6. Opsporing en vervolging

In de praktijk zal in de regel een ambtsbericht van de AIVD of de MIVD aan de basis liggen van een opsporingsonderzoek naar gedragingen die samenhangen met spionage. Het is ook mogelijk dat aangifte wordt gedaan door bijvoorbeeld een getroffen bedrijf of een persoon uit een diaspora. Daarnaast kunnen politie en OM over eigen informatie beschikken uit strafrechtelijke onderzoeken. Dit laatste zal met name voorkomen bij onderzoeken naar (hightech) cybercrime. De toenemende vermenging tussen criminele- en statelijke actoren in het cyberdomein is daarvan een oorzaak. Deze vermenging is ook in het CSBN 2021 geconstateerd. Op basis van deze eigen informatie – en de onduidelijkheid over de aard van de actor – kan het OM besluiten een nieuw strafrechtelijk onderzoek te openen. Als een van de inlichtingen- en veiligheidsdiensten beschikt over voor de opsporing of vervolging relevante informatie, is er de mogelijkheid om via een ambtsbericht de Landelijke Officier van Justitie te informeren op basis van artikel 66 van de Wet op de inlichtingen- en veiligheidsdiensten 2017 (hierna: WIV 2017). De inlichtingen- en veiligheidsdiensten hebben op grond van artikel 17 WIV 2017 zelf geen bevoegdheid tot het opsporen van strafbare feiten. Niet in alle gevallen waarin spionageactiviteiten plaatsvinden die mogelijk in aanmerking komen voor een strafrechtelijke vervolging, zal een ambtsbericht worden afgegeven. De inlichtingen- en veiligheidsdiensten dienen immers binnen het eigen stelsel rekening te houden met, dan wel een afweging te maken tussen de wettelijke plicht tot het beschermen van eigen bronnen, het voortzetten van inlichtingenonderzoek ten faveure van bijvoorbeeld de kennis van modus operandi van de betrokken buitenlandse mogendheid en de noodzaak de dreiging op korte termijn te mitigeren zoals via het uitbrengen van een ambtsbericht met inachtneming van eventuele diplomatieke gevolgen. Voorafgaand aan het eventueel uitbrengen van een ambtsbericht zullen de inlichtingen- en veiligheidsdiensten het handelingsperspectief toetsen bij Landelijke Officier van Justitie Terrorismebestrijding op basis van artikel 66 WIV 2017 en waar nodig ook overige belanghebbenden binnen de rijksoverheid betrekken.

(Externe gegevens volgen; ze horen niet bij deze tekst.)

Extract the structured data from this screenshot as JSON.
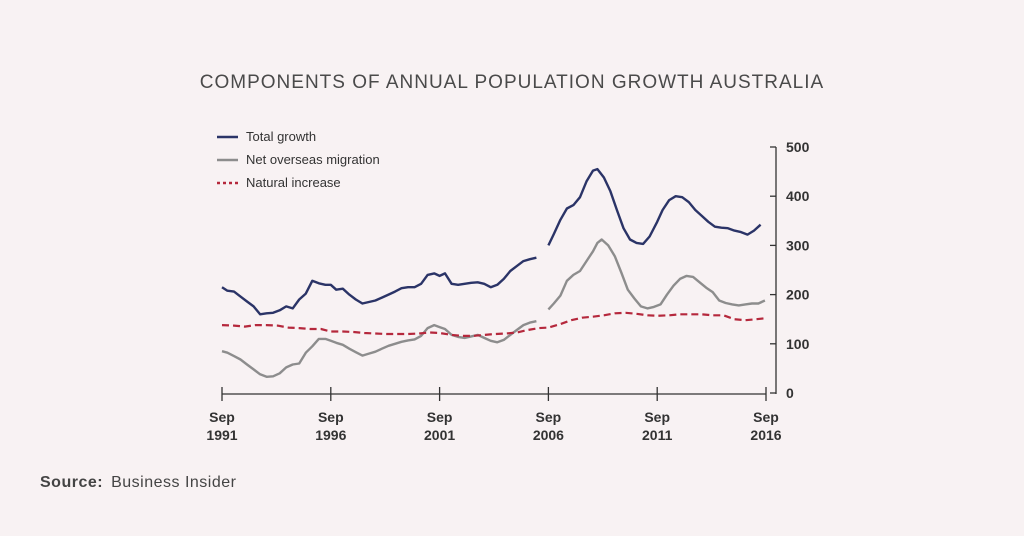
{
  "chart_data": {
    "type": "line",
    "title": "COMPONENTS OF ANNUAL POPULATION GROWTH AUSTRALIA",
    "xlabel": "",
    "ylabel": "",
    "x_ticks": [
      {
        "line1": "Sep",
        "line2": "1991",
        "x": 1991.75
      },
      {
        "line1": "Sep",
        "line2": "1996",
        "x": 1996.75
      },
      {
        "line1": "Sep",
        "line2": "2001",
        "x": 2001.75
      },
      {
        "line1": "Sep",
        "line2": "2006",
        "x": 2006.75
      },
      {
        "line1": "Sep",
        "line2": "2011",
        "x": 2011.75
      },
      {
        "line1": "Sep",
        "line2": "2016",
        "x": 2016.75
      }
    ],
    "xlim": [
      1991.75,
      2016.75
    ],
    "ylim": [
      0,
      500
    ],
    "y_ticks": [
      0,
      100,
      200,
      300,
      400,
      500
    ],
    "y_axis_side": "right",
    "grid": false,
    "legend_position": "top-left",
    "series": [
      {
        "name": "Total growth",
        "color": "#2b3467",
        "style": "solid",
        "segments": [
          [
            [
              1991.75,
              215
            ],
            [
              1992.0,
              208
            ],
            [
              1992.3,
              206
            ],
            [
              1992.6,
              196
            ],
            [
              1992.9,
              186
            ],
            [
              1993.2,
              176
            ],
            [
              1993.5,
              160
            ],
            [
              1993.8,
              162
            ],
            [
              1994.1,
              163
            ],
            [
              1994.4,
              168
            ],
            [
              1994.7,
              176
            ],
            [
              1995.0,
              172
            ],
            [
              1995.3,
              190
            ],
            [
              1995.6,
              202
            ],
            [
              1995.9,
              228
            ],
            [
              1996.2,
              223
            ],
            [
              1996.5,
              220
            ],
            [
              1996.75,
              220
            ],
            [
              1997.0,
              210
            ],
            [
              1997.3,
              212
            ],
            [
              1997.6,
              200
            ],
            [
              1997.9,
              190
            ],
            [
              1998.2,
              182
            ],
            [
              1998.5,
              185
            ],
            [
              1998.8,
              188
            ],
            [
              1999.1,
              194
            ],
            [
              1999.4,
              200
            ],
            [
              1999.7,
              206
            ],
            [
              2000.0,
              213
            ],
            [
              2000.3,
              215
            ],
            [
              2000.6,
              215
            ],
            [
              2000.9,
              222
            ],
            [
              2001.2,
              240
            ],
            [
              2001.5,
              243
            ],
            [
              2001.75,
              238
            ],
            [
              2002.0,
              243
            ],
            [
              2002.3,
              222
            ],
            [
              2002.6,
              220
            ],
            [
              2002.9,
              222
            ],
            [
              2003.2,
              224
            ],
            [
              2003.5,
              225
            ],
            [
              2003.8,
              222
            ],
            [
              2004.1,
              215
            ],
            [
              2004.4,
              220
            ],
            [
              2004.7,
              232
            ],
            [
              2005.0,
              248
            ],
            [
              2005.3,
              258
            ],
            [
              2005.6,
              268
            ],
            [
              2005.9,
              272
            ],
            [
              2006.2,
              275
            ]
          ],
          [
            [
              2006.75,
              300
            ],
            [
              2007.0,
              323
            ],
            [
              2007.3,
              352
            ],
            [
              2007.6,
              375
            ],
            [
              2007.9,
              382
            ],
            [
              2008.2,
              398
            ],
            [
              2008.5,
              430
            ],
            [
              2008.8,
              452
            ],
            [
              2009.0,
              455
            ],
            [
              2009.3,
              438
            ],
            [
              2009.6,
              410
            ],
            [
              2009.9,
              372
            ],
            [
              2010.2,
              335
            ],
            [
              2010.5,
              312
            ],
            [
              2010.8,
              305
            ],
            [
              2011.1,
              303
            ],
            [
              2011.4,
              318
            ],
            [
              2011.75,
              348
            ],
            [
              2012.0,
              372
            ],
            [
              2012.3,
              392
            ],
            [
              2012.6,
              400
            ],
            [
              2012.9,
              398
            ],
            [
              2013.2,
              388
            ],
            [
              2013.5,
              372
            ],
            [
              2013.8,
              360
            ],
            [
              2014.1,
              348
            ],
            [
              2014.4,
              338
            ],
            [
              2014.7,
              336
            ],
            [
              2015.0,
              335
            ],
            [
              2015.3,
              330
            ],
            [
              2015.6,
              327
            ],
            [
              2015.9,
              322
            ],
            [
              2016.2,
              330
            ],
            [
              2016.5,
              342
            ]
          ]
        ]
      },
      {
        "name": "Net overseas migration",
        "color": "#8d8d8d",
        "style": "solid",
        "segments": [
          [
            [
              1991.75,
              85
            ],
            [
              1992.0,
              82
            ],
            [
              1992.3,
              75
            ],
            [
              1992.6,
              68
            ],
            [
              1992.9,
              58
            ],
            [
              1993.2,
              48
            ],
            [
              1993.5,
              38
            ],
            [
              1993.8,
              33
            ],
            [
              1994.1,
              34
            ],
            [
              1994.4,
              40
            ],
            [
              1994.7,
              52
            ],
            [
              1995.0,
              58
            ],
            [
              1995.3,
              60
            ],
            [
              1995.6,
              82
            ],
            [
              1995.9,
              95
            ],
            [
              1996.2,
              110
            ],
            [
              1996.5,
              110
            ],
            [
              1996.75,
              106
            ],
            [
              1997.0,
              102
            ],
            [
              1997.3,
              98
            ],
            [
              1997.6,
              90
            ],
            [
              1997.9,
              83
            ],
            [
              1998.2,
              76
            ],
            [
              1998.5,
              80
            ],
            [
              1998.8,
              84
            ],
            [
              1999.1,
              90
            ],
            [
              1999.4,
              96
            ],
            [
              1999.7,
              100
            ],
            [
              2000.0,
              104
            ],
            [
              2000.3,
              107
            ],
            [
              2000.6,
              109
            ],
            [
              2000.9,
              116
            ],
            [
              2001.2,
              132
            ],
            [
              2001.5,
              138
            ],
            [
              2001.75,
              134
            ],
            [
              2002.0,
              130
            ],
            [
              2002.3,
              118
            ],
            [
              2002.6,
              114
            ],
            [
              2002.9,
              112
            ],
            [
              2003.2,
              115
            ],
            [
              2003.5,
              118
            ],
            [
              2003.8,
              112
            ],
            [
              2004.1,
              106
            ],
            [
              2004.4,
              103
            ],
            [
              2004.7,
              108
            ],
            [
              2005.0,
              118
            ],
            [
              2005.3,
              128
            ],
            [
              2005.6,
              138
            ],
            [
              2005.9,
              143
            ],
            [
              2006.2,
              146
            ]
          ],
          [
            [
              2006.75,
              170
            ],
            [
              2007.0,
              182
            ],
            [
              2007.3,
              198
            ],
            [
              2007.6,
              228
            ],
            [
              2007.9,
              240
            ],
            [
              2008.2,
              248
            ],
            [
              2008.5,
              268
            ],
            [
              2008.8,
              288
            ],
            [
              2009.0,
              305
            ],
            [
              2009.2,
              312
            ],
            [
              2009.5,
              300
            ],
            [
              2009.8,
              278
            ],
            [
              2010.1,
              245
            ],
            [
              2010.4,
              210
            ],
            [
              2010.7,
              192
            ],
            [
              2011.0,
              176
            ],
            [
              2011.3,
              172
            ],
            [
              2011.6,
              175
            ],
            [
              2011.9,
              180
            ],
            [
              2012.2,
              200
            ],
            [
              2012.5,
              218
            ],
            [
              2012.8,
              232
            ],
            [
              2013.1,
              238
            ],
            [
              2013.4,
              236
            ],
            [
              2013.7,
              225
            ],
            [
              2014.0,
              214
            ],
            [
              2014.3,
              205
            ],
            [
              2014.6,
              188
            ],
            [
              2014.9,
              183
            ],
            [
              2015.2,
              180
            ],
            [
              2015.5,
              178
            ],
            [
              2015.8,
              180
            ],
            [
              2016.1,
              182
            ],
            [
              2016.4,
              182
            ],
            [
              2016.7,
              188
            ]
          ]
        ]
      },
      {
        "name": "Natural increase",
        "color": "#b5283c",
        "style": "dashed",
        "segments": [
          [
            [
              1991.75,
              138
            ],
            [
              1992.3,
              137
            ],
            [
              1992.8,
              135
            ],
            [
              1993.3,
              138
            ],
            [
              1993.8,
              138
            ],
            [
              1994.3,
              137
            ],
            [
              1994.8,
              133
            ],
            [
              1995.3,
              132
            ],
            [
              1995.8,
              130
            ],
            [
              1996.3,
              130
            ],
            [
              1996.75,
              125
            ],
            [
              1997.3,
              125
            ],
            [
              1997.8,
              124
            ],
            [
              1998.3,
              122
            ],
            [
              1998.8,
              121
            ],
            [
              1999.3,
              120
            ],
            [
              1999.8,
              120
            ],
            [
              2000.3,
              120
            ],
            [
              2000.8,
              121
            ],
            [
              2001.3,
              123
            ],
            [
              2001.75,
              122
            ],
            [
              2002.3,
              118
            ],
            [
              2002.8,
              116
            ],
            [
              2003.3,
              116
            ],
            [
              2003.8,
              118
            ],
            [
              2004.3,
              120
            ],
            [
              2004.8,
              121
            ],
            [
              2005.3,
              123
            ],
            [
              2005.8,
              128
            ],
            [
              2006.3,
              132
            ],
            [
              2006.75,
              133
            ],
            [
              2007.3,
              140
            ],
            [
              2007.8,
              148
            ],
            [
              2008.3,
              153
            ],
            [
              2008.8,
              155
            ],
            [
              2009.3,
              158
            ],
            [
              2009.8,
              162
            ],
            [
              2010.3,
              163
            ],
            [
              2010.8,
              161
            ],
            [
              2011.3,
              158
            ],
            [
              2011.75,
              157
            ],
            [
              2012.3,
              158
            ],
            [
              2012.8,
              160
            ],
            [
              2013.3,
              160
            ],
            [
              2013.8,
              160
            ],
            [
              2014.3,
              158
            ],
            [
              2014.8,
              158
            ],
            [
              2015.3,
              150
            ],
            [
              2015.8,
              148
            ],
            [
              2016.3,
              150
            ],
            [
              2016.75,
              152
            ]
          ]
        ]
      }
    ]
  },
  "source": {
    "label": "Source:",
    "text": "Business Insider"
  }
}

Bovendien zal het niet in alle gevallen mogelijk zijn (alle) betrokkenen bij spionageactiviteiten te vervolgen en te berechten. In voorkomende gevallen kan sprake zijn van immuniteit en/of onschendbaarheid onder internationaal recht. Te denken valt hierbij aan leden van diplomatieke en consulaire zendingen en officiële missies. In dergelijke gevallen zijn aanhouding en vervolging niet aan de orde, tenzij de zendstaat van de buitenlandse overheidsfunctionaris hiermee instemt. Met de zendstaat wordt hier bedoeld de staat in wiens opdracht de buitenlandse overheidsfunctionaris handelt. Het is ook mogelijk (bij digitale activiteiten) dat betrokkenen bijvoorbeeld vanuit het buitenland opereren en hun identiteit niet achterhaald kan worden of uitlevering niet mogelijk is. Hoewel deze nieuwe strafbaarstelling vanwege de bovengenoemde redenen vermoedelijk tot een beperkt aantal zaken zal leiden, biedt de bepaling – door de uitbreiding van de strafbaarheid – in meer gevallen dan nu mogelijkheden om een vervolging in te stellen, evenals om in meer gevallen een verzoek aan het buitenland om rechtshulp te doen. Aan de basis van een dergelijk verzoek om rechtshulp in het strafrechtelijke domein dient immers een strafbaar feit te liggen.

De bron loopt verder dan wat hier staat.